Here is an text excerpt from the auction: "At auction here is a very nice, rare, KIM-1 Micro computer. This computer was originally released by MOS Technologies in 1976 as a way to demonstrate the power and flexibility of their new 6502 chip to engineers. It quickly found a following among computer hobbyists, and is widely considered the first commercially successful 'home' computer.

This computer cost $245 when released. It consists of a 6502 microprocessor running at 1Mhz, 1024 bytes of RAM, a 6 digit LED display, on-board data entry through a hex keypad, 30 digital I/O lines, cassette recorder interface, and a small operating system in ROM.

This computer is an ORIGINAL MOS Technologies board, before that company was bought by Commodore, making this item rarer still."

Wednesday, July 23, 2008

Dinosaur Sighting: Microsoft Bob (1995)

See TechRepublic's Photo Gallery of screen shots of Microsoft Bob, which was an early attempt to make computers easier for new users.

The interesting thing is that some of Bob's features survived into later products (such as Office 2003 and Windows XP).

Sunday, July 6, 2008

Vintage 1961 Minivac 601 Computer

Here was a very rare item up for sale on eBay, it's Minivac 601 Computer from 1961. Here is excerpt from the acution text: "Up for auction is a nice 1961 vintage Minivac 601 computer.

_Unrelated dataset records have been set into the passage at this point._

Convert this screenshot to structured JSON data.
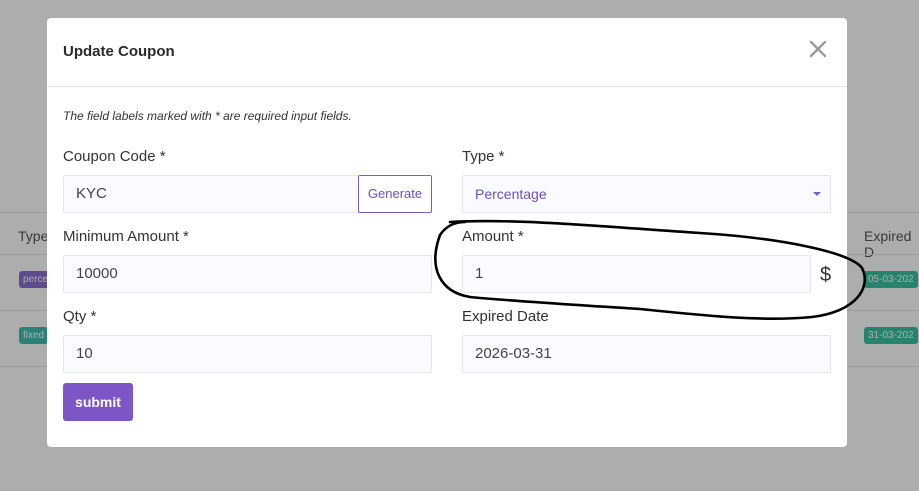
{
  "background": {
    "table_headers": {
      "left": "Type",
      "right": "Expired D"
    },
    "rows": [
      {
        "type_badge": "perce",
        "expired_badge": "05-03-202"
      },
      {
        "type_badge": "fixed",
        "expired_badge": "31-03-202"
      }
    ]
  },
  "modal": {
    "title": "Update Coupon",
    "note": "The field labels marked with * are required input fields.",
    "coupon_code": {
      "label": "Coupon Code *",
      "value": "KYC",
      "generate_label": "Generate"
    },
    "type": {
      "label": "Type *",
      "selected": "Percentage"
    },
    "minimum_amount": {
      "label": "Minimum Amount *",
      "value": "10000"
    },
    "amount": {
      "label": "Amount *",
      "value": "1",
      "suffix": "$"
    },
    "qty": {
      "label": "Qty *",
      "value": "10"
    },
    "expired_date": {
      "label": "Expired Date",
      "value": "2026-03-31"
    },
    "submit_label": "submit"
  },
  "colors": {
    "accent": "#7c55c7",
    "overlay": "rgba(0,0,0,0.32)",
    "annotation_stroke": "#000000"
  },
  "icons": {
    "close": "close-icon",
    "dropdown": "chevron-down-icon"
  }
}
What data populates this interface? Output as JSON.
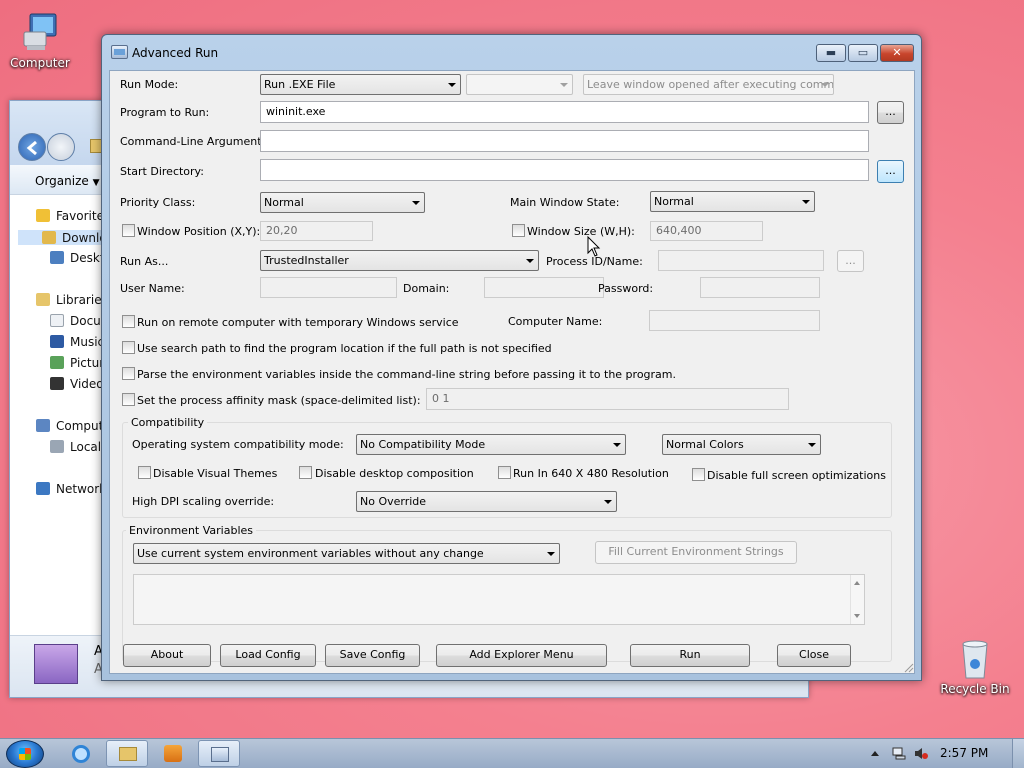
{
  "desktop": {
    "computer_label": "Computer",
    "recycle_label": "Recycle Bin"
  },
  "explorer": {
    "organize_label": "Organize",
    "nav": {
      "favorites": "Favorites",
      "downloads": "Downlo",
      "desktop": "Deskto",
      "libraries": "Libraries",
      "documents": "Docum",
      "music": "Music",
      "pictures": "Picture",
      "videos": "Videos",
      "computer": "Comput",
      "local_disk": "Local D",
      "network": "Network"
    },
    "details_letter_a1": "A",
    "details_letter_a2": "A"
  },
  "dialog": {
    "title": "Advanced Run",
    "caption": {
      "minimize": "▬",
      "maximize": "▭",
      "close": "✕"
    },
    "run_mode": {
      "label": "Run Mode:",
      "value": "Run .EXE File",
      "secondary": "",
      "window_option": "Leave window opened after executing comman"
    },
    "program": {
      "label": "Program to Run:",
      "value": "wininit.exe",
      "browse": "..."
    },
    "cmdline": {
      "label": "Command-Line Arguments:",
      "value": ""
    },
    "startdir": {
      "label": "Start Directory:",
      "value": "",
      "browse": "..."
    },
    "priority": {
      "label": "Priority Class:",
      "value": "Normal"
    },
    "main_window_state": {
      "label": "Main Window State:",
      "value": "Normal"
    },
    "window_position": {
      "label": "Window Position (X,Y):",
      "value": "20,20"
    },
    "window_size": {
      "label": "Window Size (W,H):",
      "value": "640,400"
    },
    "run_as": {
      "label": "Run As...",
      "value": "TrustedInstaller"
    },
    "process_id": {
      "label": "Process ID/Name:",
      "value": "",
      "browse": "..."
    },
    "user_name": {
      "label": "User Name:",
      "value": ""
    },
    "domain": {
      "label": "Domain:",
      "value": ""
    },
    "password": {
      "label": "Password:",
      "value": ""
    },
    "remote": {
      "label": "Run on remote computer with temporary Windows service"
    },
    "computer_name": {
      "label": "Computer Name:",
      "value": ""
    },
    "search_path": {
      "label": "Use search path to find the program location if the full path is not specified"
    },
    "parse_env": {
      "label": "Parse the environment variables inside the command-line string before passing it to the program."
    },
    "affinity": {
      "label": "Set the process affinity mask (space-delimited list):",
      "value": "0 1"
    },
    "compat": {
      "title": "Compatibility",
      "os_mode_label": "Operating system compatibility mode:",
      "os_mode_value": "No Compatibility Mode",
      "colors_value": "Normal Colors",
      "disable_themes": "Disable Visual Themes",
      "disable_composition": "Disable desktop composition",
      "run_640": "Run In 640 X 480 Resolution",
      "disable_fullscreen": "Disable full screen optimizations",
      "dpi_label": "High DPI scaling override:",
      "dpi_value": "No Override"
    },
    "env": {
      "title": "Environment Variables",
      "mode_value": "Use current system environment variables without any change",
      "fill_button": "Fill Current Environment Strings",
      "strings": ""
    },
    "buttons": {
      "about": "About",
      "load": "Load Config",
      "save": "Save Config",
      "explorer_menu": "Add Explorer Menu",
      "run": "Run",
      "close": "Close"
    }
  },
  "taskbar": {
    "time": "2:57 PM"
  }
}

The really neat thing about these is that when running a program the relays are clicking, and the lights are blinking, etc. A real conversation piece. This unit is tested and fully functional, but due to it's age I'm selling it as-is."

Then you find some of the problems with it: "Let's talk about the problems that I have attempted to highlight in the photos, there are a few stains on the base paint, the frames of the relays have oxidized, and the most serious is a crack in the top panel that was difficult to photograph. It would be extremely simple to reinforce the crack if it's of great concern. None of these flaws affect operation in any way. One last item, the unit originally had 6 rubber feet, and now it has 5. Quite frankly, the method that was used to secure the feet on these should have been an embarassment to the company, but it is what it is and I'm not responsible."

Hint: When you buy vintage technology, I would always set your expectation low about the equipment working properly. In generally electronics will break down after a few decades, for example capacitors are notorious for going bad.